UMFK competes in the United States Collegiate Athletic Association nationally as an independent in the Division III ranks.
Holabird said Christensen's talents do not stop on the hardwood. She is not only a nursing major, but a terrific motivator for her teammates and, essentially, a great ambassador for the school.
"A lot of times I'll put our recruits in touch with her," he said. "And she's become one of our best recruiters. She definitely brings a lot to the table, not just her skill set in basketball."
One of those recruits is Kayla Richards, a freshman, who last season led Presque Isle to the state Class B championship and now is a member of the UMFK team.

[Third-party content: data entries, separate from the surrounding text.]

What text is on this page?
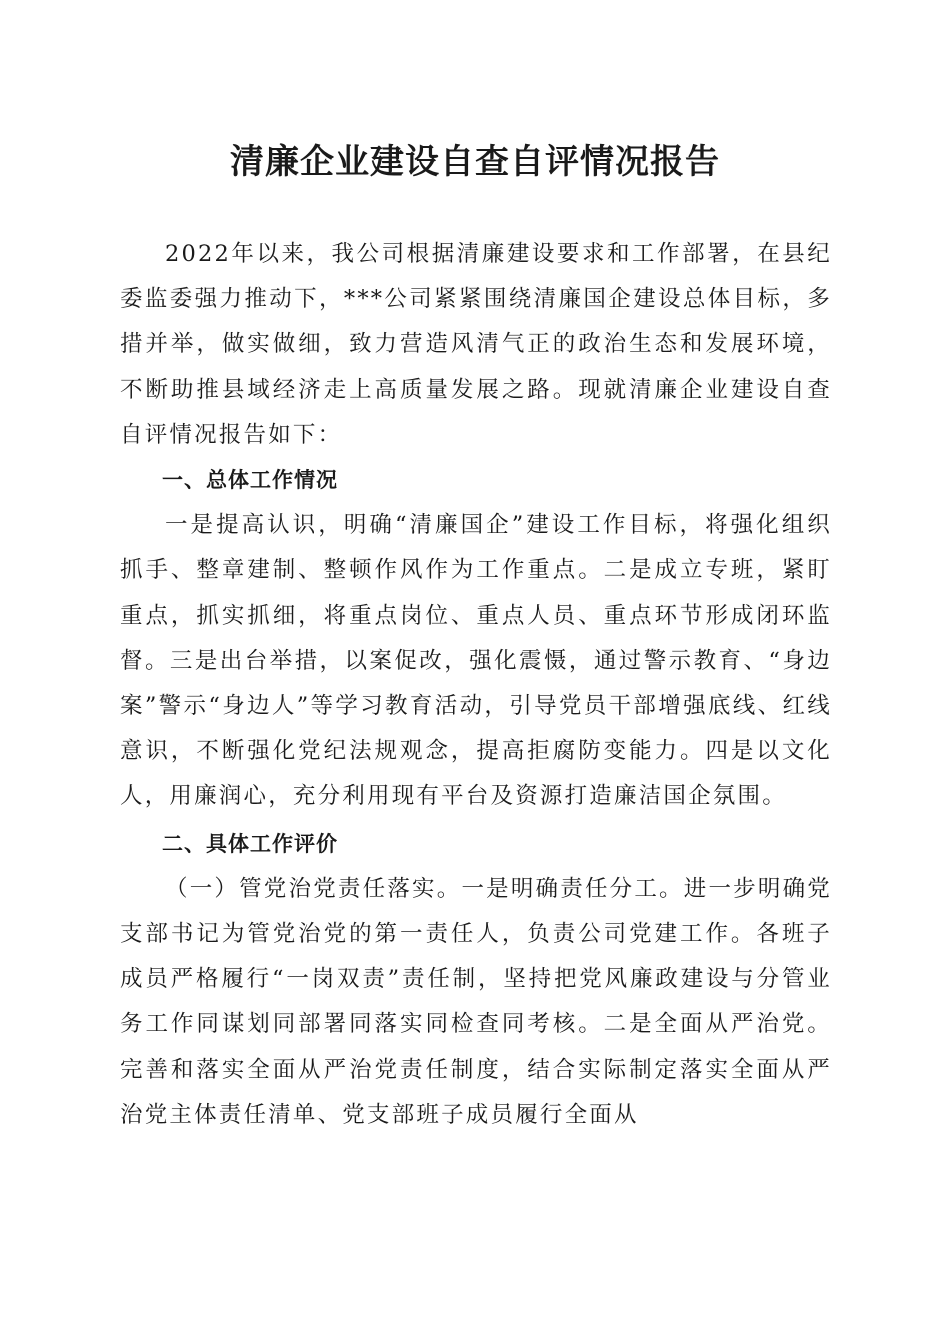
清廉企业建设自查自评情况报告

2022年以来，我公司根据清廉建设要求和工作部署，在县纪委监委强力推动下，***公司紧紧围绕清廉国企建设总体目标，多措并举，做实做细，致力营造风清气正的政治生态和发展环境，不断助推县域经济走上高质量发展之路。现就清廉企业建设自查自评情况报告如下：

一、总体工作情况

一是提高认识，明确“清廉国企”建设工作目标，将强化组织抓手、整章建制、整顿作风作为工作重点。二是成立专班，紧盯重点，抓实抓细，将重点岗位、重点人员、重点环节形成闭环监督。三是出台举措，以案促改，强化震慑，通过警示教育、“身边案”警示“身边人”等学习教育活动，引导党员干部增强底线、红线意识，不断强化党纪法规观念，提高拒腐防变能力。四是以文化人，用廉润心，充分利用现有平台及资源打造廉洁国企氛围。

二、具体工作评价

（一）管党治党责任落实。一是明确责任分工。进一步明确党支部书记为管党治党的第一责任人，负责公司党建工作。各班子成员严格履行“一岗双责”责任制，坚持把党风廉政建设与分管业务工作同谋划同部署同落实同检查同考核。二是全面从严治党。完善和落实全面从严治党责任制度，结合实际制定落实全面从严治党主体责任清单、党支部班子成员履行全面从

"We mesh very well," said Christensen of Richards. "Last year it was kind of hard to transition from not having [2011 Courier Publications' schoolgirl athlete of the year and point guard] Alanna [Vose] and not having a true point guard to the college level. But having Kayla has definitely helped me [this season]."
Hooper said Christensen is "a great young woman" with a bright future on and off the court — especially on.
"I cannot imagine how good she is going to be two years from now," he said.